Well, it isn't entirely necessary. You can take Hudson Terrace, cross 9W on Palisades Ave. and drop down to the Engle St/Piermont Rd/County Rd/back to Piermont Rd/Rte 340 combo. (I usually skip most of Engle st. by wending my way through Englewood East of Engle st. - it's nice to see how the rich live.) However, Piermont Rd/County Rd through Tenafly/Cresskill/etc. is fairly busy with no shoulder so, although the traffic is slower I'm not sure that it is much safer.

9W9Ws route to avoid the worst part of 9W is probably the safest, in terms of the lowest risk of accident. Although if someone does run you down from behind on 9W, it would be bad. I can only remember this happening to one guy, though, a few years ago (>5yrs, I think) who got run down and killed by a Korean lady. There used to be a ghost bike, haven't noticed it lately. Is it still there?


-------------


----------



## 9W9W (Apr 5, 2012)

D&MsDad said:


> Is it still there?


Yes, it is.


----------



## D&MsDad (Jul 17, 2007)

9W9W said:


> Yes, it is.


Yep, spotted it this weekend. When I take 9W I'm headed south on that part, so I'm rarely looking at the north-bound side of the road. I made a point of it Saturday, though.

I was out early, so it wasn't too busy, though there were still a lot of riders. I didn't notice anyone acting sketchily, but then again IME the riders on 9W are pretty calm since 9W is long, straight with few intersections. I try to avoid it during "prime time", though, so maybe there is more going on when it is more crowded.


--------------


----------



## Trek_5200 (Apr 21, 2013)

This past Saturday was an odd day. Tons of rides out, but almost everyone was doing long distance in prep for NYC Gran Fondo or supporting friends who were. I was out for 9 hours and I've never seen so many cyclists on one day riding in a non-race setting.


----------



## D&MsDad (Jul 17, 2007)

Trek_5200 said:


> This past Saturday was an odd day. Tons of rides out, but almost everyone was doing long distance in prep for NYC Gran Fondo or supporting friends who were. I was out for 9 hours and I've never seen so many cyclists on one day riding in a non-race setting.

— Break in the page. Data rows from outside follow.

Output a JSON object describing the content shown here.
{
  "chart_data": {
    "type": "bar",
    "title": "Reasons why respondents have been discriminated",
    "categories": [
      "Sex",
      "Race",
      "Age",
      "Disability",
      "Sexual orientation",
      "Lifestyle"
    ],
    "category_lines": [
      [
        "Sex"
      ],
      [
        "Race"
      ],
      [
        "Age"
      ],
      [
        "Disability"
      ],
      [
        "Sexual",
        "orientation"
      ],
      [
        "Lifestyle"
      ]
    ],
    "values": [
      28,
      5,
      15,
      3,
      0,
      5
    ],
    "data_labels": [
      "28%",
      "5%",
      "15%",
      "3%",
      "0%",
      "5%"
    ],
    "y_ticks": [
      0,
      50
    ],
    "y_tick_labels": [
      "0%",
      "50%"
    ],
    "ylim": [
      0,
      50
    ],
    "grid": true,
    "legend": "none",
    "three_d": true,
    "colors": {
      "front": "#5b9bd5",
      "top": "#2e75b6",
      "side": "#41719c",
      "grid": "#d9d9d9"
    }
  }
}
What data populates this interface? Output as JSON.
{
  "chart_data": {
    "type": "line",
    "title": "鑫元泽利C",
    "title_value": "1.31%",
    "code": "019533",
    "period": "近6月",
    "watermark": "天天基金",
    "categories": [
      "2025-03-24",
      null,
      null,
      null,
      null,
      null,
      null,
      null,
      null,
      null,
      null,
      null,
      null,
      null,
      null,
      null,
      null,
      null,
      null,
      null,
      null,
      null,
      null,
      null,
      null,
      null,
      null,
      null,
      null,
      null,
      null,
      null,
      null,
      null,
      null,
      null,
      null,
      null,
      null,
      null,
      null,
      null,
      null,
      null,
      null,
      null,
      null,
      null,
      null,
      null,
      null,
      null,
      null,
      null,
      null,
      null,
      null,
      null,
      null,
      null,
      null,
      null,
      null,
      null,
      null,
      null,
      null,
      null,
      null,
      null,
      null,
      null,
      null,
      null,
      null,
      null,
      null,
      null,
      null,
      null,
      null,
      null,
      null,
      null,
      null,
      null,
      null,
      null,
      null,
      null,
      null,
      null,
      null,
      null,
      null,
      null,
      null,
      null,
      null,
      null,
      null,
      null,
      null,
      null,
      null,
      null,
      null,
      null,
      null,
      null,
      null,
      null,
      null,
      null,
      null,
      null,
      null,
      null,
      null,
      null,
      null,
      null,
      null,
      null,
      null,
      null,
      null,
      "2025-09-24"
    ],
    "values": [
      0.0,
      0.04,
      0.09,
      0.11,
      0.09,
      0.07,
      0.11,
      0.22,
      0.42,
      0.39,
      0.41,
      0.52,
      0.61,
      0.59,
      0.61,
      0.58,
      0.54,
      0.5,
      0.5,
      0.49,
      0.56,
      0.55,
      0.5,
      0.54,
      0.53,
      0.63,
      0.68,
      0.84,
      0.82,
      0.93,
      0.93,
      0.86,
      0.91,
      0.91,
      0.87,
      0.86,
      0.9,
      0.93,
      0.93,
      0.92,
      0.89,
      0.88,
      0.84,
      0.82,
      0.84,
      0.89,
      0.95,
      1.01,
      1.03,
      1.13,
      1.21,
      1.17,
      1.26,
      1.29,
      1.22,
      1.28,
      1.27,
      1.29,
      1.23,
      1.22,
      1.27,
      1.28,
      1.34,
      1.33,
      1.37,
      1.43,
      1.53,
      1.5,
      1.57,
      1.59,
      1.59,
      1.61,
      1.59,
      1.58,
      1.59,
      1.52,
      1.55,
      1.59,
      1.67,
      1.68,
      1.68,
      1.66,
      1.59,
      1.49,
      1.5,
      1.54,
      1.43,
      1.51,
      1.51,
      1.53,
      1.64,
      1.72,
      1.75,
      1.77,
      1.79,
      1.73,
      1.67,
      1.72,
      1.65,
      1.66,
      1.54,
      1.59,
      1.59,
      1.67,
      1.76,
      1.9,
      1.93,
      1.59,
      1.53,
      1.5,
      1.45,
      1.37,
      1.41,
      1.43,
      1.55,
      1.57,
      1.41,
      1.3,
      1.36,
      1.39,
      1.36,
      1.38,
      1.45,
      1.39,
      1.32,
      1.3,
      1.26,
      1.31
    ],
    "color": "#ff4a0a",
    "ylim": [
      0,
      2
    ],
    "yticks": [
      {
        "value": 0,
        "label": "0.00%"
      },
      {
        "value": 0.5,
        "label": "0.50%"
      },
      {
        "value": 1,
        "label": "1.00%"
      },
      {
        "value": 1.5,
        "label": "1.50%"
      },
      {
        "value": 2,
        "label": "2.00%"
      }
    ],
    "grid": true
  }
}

Also the weather forecast for Sunday was pretty dire, so maybe a lot of people got their rides in on Saturday anticipating that they wouldn't want to ride on Sunday.

-----------


----------



## daddyjakes (Aug 13, 2011)

Did anyone try Henry Hudson Drive(River Road) this past weekend? Some guys I know said there was a rockslide and significant debris on the road that had to be walked over.


----------



## Trek_5200 (Apr 21, 2013)

just about cleared. should be good by tonight. there is a gfny sunday through there.


----------



## daddyjakes (Aug 13, 2011)

It seems like after extended periods of rain that happens. I saw a pic and it didn't look as bad as the last one I recall. That one had rocks the size of small cars.


----------



## D&MsDad (Jul 17, 2007)

Trek_5200 said:


> there is a gfny sunday through there.


Ack, I forgot about that. I'll have to remember to avoid most of E. Rockland on Sunday. If my wife wants to ride the tandem, I guess I'll introduce her to E. Saddle River Rd. 

Or, go extra early and head north.



----------------


----------